Productive day, despite four hours of computer-game playing. Lots of Kriti e-mail, and a great meeting with Professor Shailja Sharma at DePaul; I need to send her a proposal, and she'll take it to the English Department and the Humanities Center there; we may squeeze a bit of money out of them, which would be great. She's a postcolonialist specializing in S. Asian lit; I need to remember to have Michael send her a galley of BiM. You never know -- if she likes it, she might pick it up for a class. That would be so cool. It was also just a really nice conversation; I hope we get a chance to spend more time together, talking books and writing and all...

I also finally managed to finish the revision of Part III -- sent it out before I went to my meeting, and when I came back three hours later, Dawn's six pages of comments on it (including masses of line edits) were waiting for me. That's crit on 80,000 words, people. Enormously helpful.
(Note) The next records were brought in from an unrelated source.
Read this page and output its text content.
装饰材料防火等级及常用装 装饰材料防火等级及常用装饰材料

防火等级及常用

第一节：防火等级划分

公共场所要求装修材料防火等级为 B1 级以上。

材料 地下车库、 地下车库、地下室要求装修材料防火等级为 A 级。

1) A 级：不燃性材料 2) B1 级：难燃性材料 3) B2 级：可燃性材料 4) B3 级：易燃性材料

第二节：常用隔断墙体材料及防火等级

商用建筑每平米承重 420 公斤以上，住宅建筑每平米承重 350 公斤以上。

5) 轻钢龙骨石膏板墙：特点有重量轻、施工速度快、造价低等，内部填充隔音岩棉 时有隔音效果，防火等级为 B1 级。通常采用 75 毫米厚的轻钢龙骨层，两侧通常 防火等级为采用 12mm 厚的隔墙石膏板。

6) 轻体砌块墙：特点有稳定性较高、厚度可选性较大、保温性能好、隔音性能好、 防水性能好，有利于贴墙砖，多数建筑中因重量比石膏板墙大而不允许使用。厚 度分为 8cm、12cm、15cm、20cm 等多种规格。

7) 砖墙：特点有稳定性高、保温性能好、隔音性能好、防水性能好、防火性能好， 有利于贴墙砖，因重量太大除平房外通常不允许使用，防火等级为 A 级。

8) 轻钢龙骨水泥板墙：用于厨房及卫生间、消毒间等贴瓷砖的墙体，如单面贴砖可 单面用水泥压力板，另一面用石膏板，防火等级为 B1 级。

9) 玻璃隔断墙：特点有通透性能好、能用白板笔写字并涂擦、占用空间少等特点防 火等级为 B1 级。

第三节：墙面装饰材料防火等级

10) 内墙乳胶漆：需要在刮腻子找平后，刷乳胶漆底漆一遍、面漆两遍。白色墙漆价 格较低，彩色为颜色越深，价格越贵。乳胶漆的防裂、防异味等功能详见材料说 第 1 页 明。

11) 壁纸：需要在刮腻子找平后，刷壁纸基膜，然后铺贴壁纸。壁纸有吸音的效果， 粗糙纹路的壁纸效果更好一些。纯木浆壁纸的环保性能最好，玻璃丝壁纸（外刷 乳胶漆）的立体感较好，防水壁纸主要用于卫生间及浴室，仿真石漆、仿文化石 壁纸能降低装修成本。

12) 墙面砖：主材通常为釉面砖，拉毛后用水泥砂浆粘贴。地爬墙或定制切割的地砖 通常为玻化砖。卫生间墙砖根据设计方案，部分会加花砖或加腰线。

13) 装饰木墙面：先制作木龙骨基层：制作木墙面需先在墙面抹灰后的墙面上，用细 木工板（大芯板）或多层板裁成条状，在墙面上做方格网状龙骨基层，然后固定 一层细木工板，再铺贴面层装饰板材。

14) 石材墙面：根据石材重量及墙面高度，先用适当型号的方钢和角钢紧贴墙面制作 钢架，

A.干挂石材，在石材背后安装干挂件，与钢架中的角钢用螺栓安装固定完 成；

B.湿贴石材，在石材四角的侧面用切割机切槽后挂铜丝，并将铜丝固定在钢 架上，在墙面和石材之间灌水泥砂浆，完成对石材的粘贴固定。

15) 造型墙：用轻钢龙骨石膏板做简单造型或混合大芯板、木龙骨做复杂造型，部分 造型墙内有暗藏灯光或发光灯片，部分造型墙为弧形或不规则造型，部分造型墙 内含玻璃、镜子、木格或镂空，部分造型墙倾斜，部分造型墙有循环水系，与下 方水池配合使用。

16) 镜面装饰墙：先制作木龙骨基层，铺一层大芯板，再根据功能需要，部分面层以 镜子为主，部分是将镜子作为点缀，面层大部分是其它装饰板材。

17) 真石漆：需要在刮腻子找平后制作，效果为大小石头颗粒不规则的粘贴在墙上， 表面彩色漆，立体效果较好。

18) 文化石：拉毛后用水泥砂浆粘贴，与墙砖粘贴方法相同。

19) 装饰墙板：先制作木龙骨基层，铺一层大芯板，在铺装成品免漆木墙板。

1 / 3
Timing is tight enough that I don't think I get a day off before I start revising Part IV -- and anyway, I took yesterday off with my procrastination. So tomorrow, go through and fix the line edits, and then proceed onward to Part IV. One major thing Dawn pointed out is that while I added a sister for Gabriel, I still haven't done much with her; Leah needs to be a bigger part of the story, as do memories of his mother, I think. Also much faded memories of Shefali's mother. And possibly some memories of Shefali's ex-boyfriend. Not sure what role memory plays in this book, how it interacts with the present. Hmm...also not sure whether to try to work those into the earlier sections before proceeding onward to revising Part IV. Guess we'll find out tomorrow.

The thematic material is only just starting to emerge here. It's been strange, this drafting process. First draft, lay down the basic structure/plot. Figure out the main characters and their motivations partway through that. Second draft, try to make their characterization consistent through, go deeper into the complexities of their motivation, start figuring out the motivations of secondary and tertiary characters. Also start working on more evocative description.

I'm not sure what'll happen in the third draft, but at some point, I need to start really thinking about what my themes are, and then figuring out how to heighten/highlight them throughout, so that the book becomes not just an engrossing (hopefully) story, not just a complex (hopefully) character study, but also a meditation on how humans...well, do something. Not sure what yet. :-)

1 thought on “Productive day, despite…”

  1. That drafting process sounds very similar to what I’m doing with my fourth novel. Dunno whether I’ve not done it like that before, or whether I’ve just become more aware of exactly what it is I am doing.